Aus Anlass der Befreiung des Vernichtungslagers Auschwitz/Birkenau am 27. Januar 1945 wird der Tag auf Initiative des ehemaligen Bundespräsidenten Roman Herzog seit 1996 als deutscher Gedenktag begangen. „Gerade in heutiger Zeit ist Geschichtsbewusstsein essenziell, um Zukunft zu gestalten“, begrüßte Nümbrechts Bürgermeister Hilko Redenius die Besucher im dicht besetzten Rathausfoyer.

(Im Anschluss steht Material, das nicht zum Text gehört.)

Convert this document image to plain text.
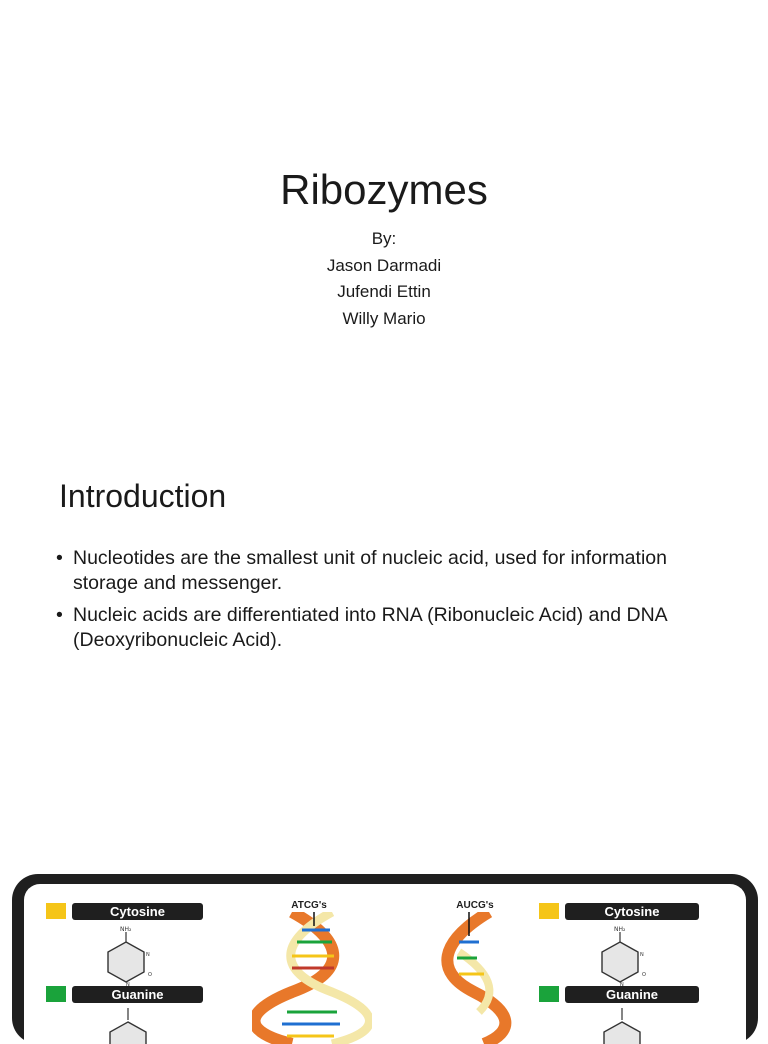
Ribozymes
By:
Jason Darmadi
Jufendi Ettin
Willy Mario
Introduction
• Nucleotides are the smallest unit of nucleic acid, used for information storage and messenger.
• Nucleic acids are differentiated into RNA (Ribonucleic Acid) and DNA (Deoxyribonucleic Acid).
Cytosine
NH₂
N
N
O
Guanine
ATCG's	AUCG's	Cytosine
NH₂
N
N
O
Guanine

Seine Eingangsthese wurde im direkten Nachgang von Luca Marie Steiniger und Franziska Theis, Abiturientinnen des Homburgischen Gymnasiums Nümbrecht (HGN), belegt. Mit persönlichen Schilderungen ihres Besuchs des Konzentrationslagers Auschwitz im Rahmen einer HGN-Exkursion aus dem Herbst 2018 setzten die Schülerinnen den ausdrucksstarken Ton zu einer mahnenden Gedenkfeier. „Wir wussten vorher, dass der Holocaust als Synonym für Verfolgung, Ghettoisierung und Massenmord steht. Greifbar allerdings wird das Geschehen nicht durch Zahlen und Statistiken, sondern durch  die menschlichen Einzelschicksale die dahinter stehen“, erinnerten beide an die Tragödien der Nümbrechter Juden Meta Herz und Leo Baer.


[Eine umfassende Analyse des wachsenden Antisemitismus in Deutschland lieferte Pfarrer Matthias Köhler in seiner Ansprache.]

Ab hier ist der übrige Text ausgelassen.